Ali eu entendi que o palavrão é um recurso do universo masculino para refrear a correnteza linear dos fatos, a feminilidade da mãe-natureza que tudo apazigua, condescende, reconcilia. Palavrões são como guerras: rompem a ordem vigente, abrem a ferida, denunciando o inimigo, comprando a briga, evocando aqueles instintos animalescos que, num paradoxo que só Deus explica, são necessários à defesa de tudo que é nobre e elevado. É próprio do (H)omem imprimir uma dose de violência no mundo para que não nos apeguemos às aparências de estabilidade.

Não foi assim que Bolsonaro incendiou o país contra os abusos de poder do Supremo Tribunal Federal? Em uma coletiva de imprensa no dia 28 de maio de 2020, depois de mais uma operação da Polícia Federal no esquizofrênico inquérito das fake news, o capitão bradou: ACABOU, PORRA! Acordando de supetão aqueles moços crentes que permaneciam inertes diante das ameaças contra a liberdade.

E o que dizer do Professor Olavo de Carvalho? Depois de anos alertando a intelligentsia brasileira dos perigos dos esquemas globalistas de poder, dividindo a mesa com personalidades do calibre de Miriam Leitão e Joel Pinheiro, o velho cansou. De uma atitude gentil e paciente, Olavo passou a mandar todos os imbecis que atravessavam seu caminho tomarem no olho de seus cús, ciente de que a polidez, neste país, era um instrumento de controle do comportamento do cidadão, para a execução de atrocidades infinitamente mais abjetas.

Aliás, se não fossem os palavrões, as encaradas e o peito estufado, Ciro Gomes já teria sumido do mapa. Por ainda preservar uma masculinidade em extinção é que o eterno presidenciável encontra apoiadores e território para movimentar o jogo político.

Talvez tenha sido essa macheza de periferia que faltou ao senador Flávio Bolsonaro, na última semana, ao inquirir o advogado Cristiano Zanin em sua indicação ao STF. A imoralidade do episódio é tão óbvia que só poderia provocar a afronta raivosa, mas parece que o terno azul royal do ex-advogado de Lula, a gravata slim, o cabelo lambido e o rostinho de Harry Potter constrangeram o senador a esconder suas bolas por debaixo das pernas.

Esta é outra função da palavra grosseira: desmascarar os sujeitos travestidos de bons moços cujas intenções são as mais perversas.

Não por acaso os palavrões façam alusão ao ato sexual que, como o futebol e a cerveja, atraem os rapazes justamente por sua prazerosa vulgaridade. As melhores lembranças que tenho da juventude são uns encontros noturnos com amigos da igreja, na casa de quem tinha os pais mais desatentos ou em um boteco qualquer, quando desatávamos a falar besteiras, obscenidades e xingamentos sem qualquer justificativa. Era o respiro de que precisávamos antes de retornar à enfadonha vida moderna de jovem universitário, tão distante das batalhas e cavalarias dos tempos medievais.
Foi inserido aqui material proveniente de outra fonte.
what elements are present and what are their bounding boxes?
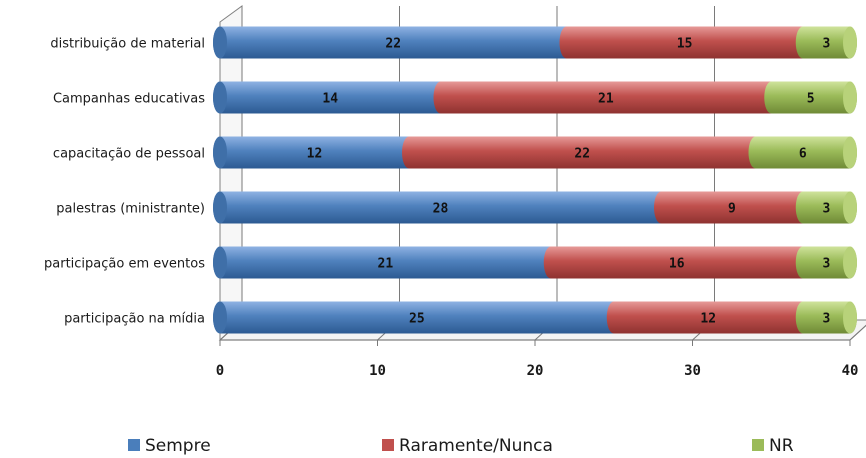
data-label: 12 (700, 312, 716, 327)
legend-label: Sempre (145, 436, 211, 456)
bar-cap (213, 137, 227, 169)
data-label: 21 (598, 92, 614, 107)
legend-swatch (752, 439, 764, 451)
data-label: 16 (669, 257, 685, 272)
data-label: 3 (822, 202, 830, 217)
data-label: 12 (307, 147, 323, 162)
bar-segment: 21 (213, 247, 558, 279)
bar-segment: 16 (544, 247, 810, 279)
legend-item: Sempre (128, 436, 211, 456)
bar-cap (213, 302, 227, 334)
bar-segment: 14 (213, 82, 447, 114)
data-label: 3 (822, 312, 830, 327)
bar-segment: 9 (654, 192, 810, 224)
data-label: 21 (378, 257, 394, 272)
data-label: 3 (822, 257, 830, 272)
bar-cap (213, 27, 227, 59)
bar-cap (843, 27, 857, 59)
data-label: 9 (728, 202, 736, 217)
category-label: participação em eventos (44, 257, 205, 272)
bar-segment: 15 (560, 27, 810, 59)
bar-segment: 12 (213, 137, 416, 169)
bar-cap (213, 192, 227, 224)
bar-segment: 25 (213, 302, 621, 334)
data-label: 15 (677, 37, 693, 52)
legend-label: Raramente/Nunca (399, 436, 553, 456)
category-label: distribuição de material (50, 37, 205, 52)
bar-segment: 21 (434, 82, 779, 114)
bar-cap (213, 247, 227, 279)
x-tick-labels: 0 10 20 30 40 (216, 363, 859, 379)
legend-label: NR (769, 436, 794, 456)
x-tick-label: 0 (216, 363, 224, 379)
bar-segment: 22 (213, 27, 574, 59)
data-label: 3 (822, 37, 830, 52)
legend-item: NR (752, 436, 794, 456)
category-labels: distribuição de material Campanhas educat… (44, 37, 205, 327)
bar-cap (843, 82, 857, 114)
category-label: palestras (ministrante) (56, 202, 205, 217)
data-label: 14 (322, 92, 338, 107)
data-label: 25 (409, 312, 425, 327)
x-tick-label: 10 (369, 363, 386, 379)
data-label: 6 (799, 147, 807, 162)
legend-swatch (128, 439, 140, 451)
legend-item: Raramente/Nunca (382, 436, 553, 456)
bar-cap (843, 192, 857, 224)
data-label: 22 (385, 37, 401, 52)
bar-cap (843, 302, 857, 334)
bars: 22 15 3 14 21 5 12 22 6 28 9 3 21 16 3 25 12 3 (213, 27, 857, 334)
bar-cap (843, 137, 857, 169)
x-tick-label: 40 (842, 363, 859, 379)
data-label: 5 (807, 92, 815, 107)
category-label: participação na mídia (64, 312, 205, 327)
legend-swatch (382, 439, 394, 451)
category-label: Campanhas educativas (53, 92, 205, 107)
bar-segment: 28 (213, 192, 668, 224)
legend: Sempre Raramente/Nunca NR (128, 436, 794, 456)
data-label: 28 (433, 202, 449, 217)
bar-segment: 22 (402, 137, 763, 169)
bar-cap (843, 247, 857, 279)
category-label: capacitação de pessoal (53, 147, 205, 162)
bar-cap (213, 82, 227, 114)
data-label: 22 (574, 147, 590, 162)
bar-segment: 6 (749, 137, 858, 169)
x-tick-label: 20 (527, 363, 544, 379)
bar-segment: 12 (607, 302, 810, 334)
x-tick-label: 30 (684, 363, 701, 379)
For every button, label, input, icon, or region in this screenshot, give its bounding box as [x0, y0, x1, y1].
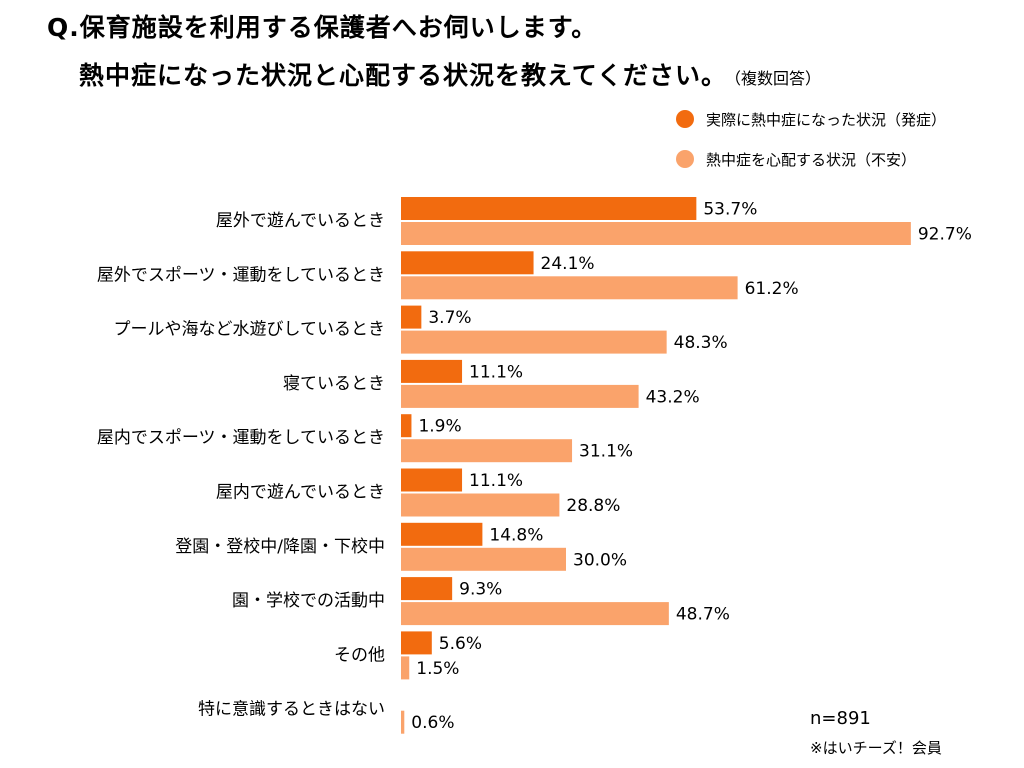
legend-label-worry: 熱中症を心配する状況（不安）	[706, 150, 917, 169]
bar-worry	[401, 710, 405, 734]
data-label-worry: 48.3%	[674, 333, 728, 353]
data-label-onset: 5.6%	[439, 634, 482, 654]
legend-item-onset: 実際に熱中症になった状況（発症）	[676, 109, 946, 129]
chart-title-line1: Q.保育施設を利用する保護者へお伺いします。	[47, 13, 598, 42]
bar-worry	[401, 547, 566, 571]
category-label: プールや海など水遊びしているとき	[114, 320, 386, 340]
source-note: ※はいチーズ！会員	[810, 739, 942, 757]
category-label: その他	[334, 645, 385, 665]
bar-worry	[401, 656, 410, 680]
category-label: 屋外でスポーツ・運動をしているとき	[97, 265, 385, 285]
bar-worry	[401, 384, 639, 408]
sample-size: n=891	[810, 708, 871, 729]
category-label: 寝ているとき	[283, 373, 385, 394]
bar-worry	[401, 602, 669, 626]
data-label-worry: 92.7%	[918, 225, 972, 245]
legend-label-onset: 実際に熱中症になった状況（発症）	[706, 110, 947, 129]
bar-worry	[401, 493, 560, 517]
data-label-worry: 31.1%	[579, 442, 633, 462]
bar-onset	[401, 197, 697, 220]
legend-swatch-onset	[676, 110, 694, 128]
category-label: 園・学校での活動中	[232, 591, 385, 611]
bar-onset	[401, 414, 412, 438]
category-label: 屋内でスポーツ・運動をしているとき	[97, 428, 385, 448]
legend-swatch-worry	[676, 150, 694, 168]
bar-worry	[401, 276, 738, 300]
data-label-onset: 11.1%	[469, 362, 523, 382]
bar-onset	[401, 359, 463, 383]
data-label-onset: 9.3%	[459, 580, 502, 600]
data-label-worry: 1.5%	[416, 659, 459, 679]
category-label: 特に意識するときはない	[198, 700, 385, 720]
category-label: 屋内で遊んでいるとき	[216, 483, 385, 503]
bar-onset	[401, 522, 483, 546]
data-label-onset: 24.1%	[541, 254, 595, 274]
bar-worry	[401, 439, 573, 463]
bar-onset	[401, 631, 432, 655]
category-label: 登園・登校中/降園・下校中	[175, 537, 385, 557]
data-label-onset: 3.7%	[428, 308, 471, 328]
chart-legend: 実際に熱中症になった状況（発症） 熱中症を心配する状況（不安）	[676, 109, 946, 189]
data-label-onset: 53.7%	[703, 200, 757, 220]
data-label-worry: 61.2%	[745, 279, 799, 299]
chart-title-main: 熱中症になった状況と心配する状況を教えてください。	[79, 61, 728, 90]
data-label-onset: 14.8%	[489, 525, 543, 545]
bar-onset	[401, 468, 463, 492]
data-label-onset: 11.1%	[469, 471, 523, 491]
bar-onset	[401, 251, 534, 275]
bar-worry	[401, 330, 667, 354]
data-label-worry: 43.2%	[646, 387, 700, 407]
data-label-worry: 30.0%	[573, 550, 627, 570]
data-label-worry: 28.8%	[566, 496, 620, 516]
data-label-worry: 48.7%	[676, 605, 730, 625]
legend-item-worry: 熱中症を心配する状況（不安）	[676, 149, 946, 169]
chart-title-line2: 熱中症になった状況と心配する状況を教えてください。 （複数回答）	[79, 56, 821, 92]
bar-onset	[401, 577, 453, 601]
data-label-onset: 1.9%	[418, 417, 461, 437]
chart-title-note: （複数回答）	[733, 69, 822, 88]
data-label-worry: 0.6%	[411, 713, 454, 733]
bar-onset	[401, 305, 422, 329]
category-label: 屋外で遊んでいるとき	[216, 211, 385, 231]
bar-worry	[401, 222, 911, 245]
Para resgatar, portanto, o espírito de bravura e ousadia é que convoco meus amigos evangélicos, católicos e turistas de igreja que se permitam, de vez em quando, soltar uns palavrões por aí. Eles serão apenas a face externa das indignações e desprezos que vocês já carregam no mais covarde silêncio.

Se o caminho da santificação pede o domínio das paixões infames, ele também não se ilude em suprimi-las. Especialmente na linguagem, não tentem ser perfeitinhos, criando um mundo paralelo de purezas que, na realidade, são meras afetações. Esta é uma perigosa porta de entrada para transtornos narcísicos e histéricos.

As partes baixas do homem podem produzir os gozos mais transcendentes e as ofensas mais oportunas.

Deixem que os anjos, também aqui, nos invejem.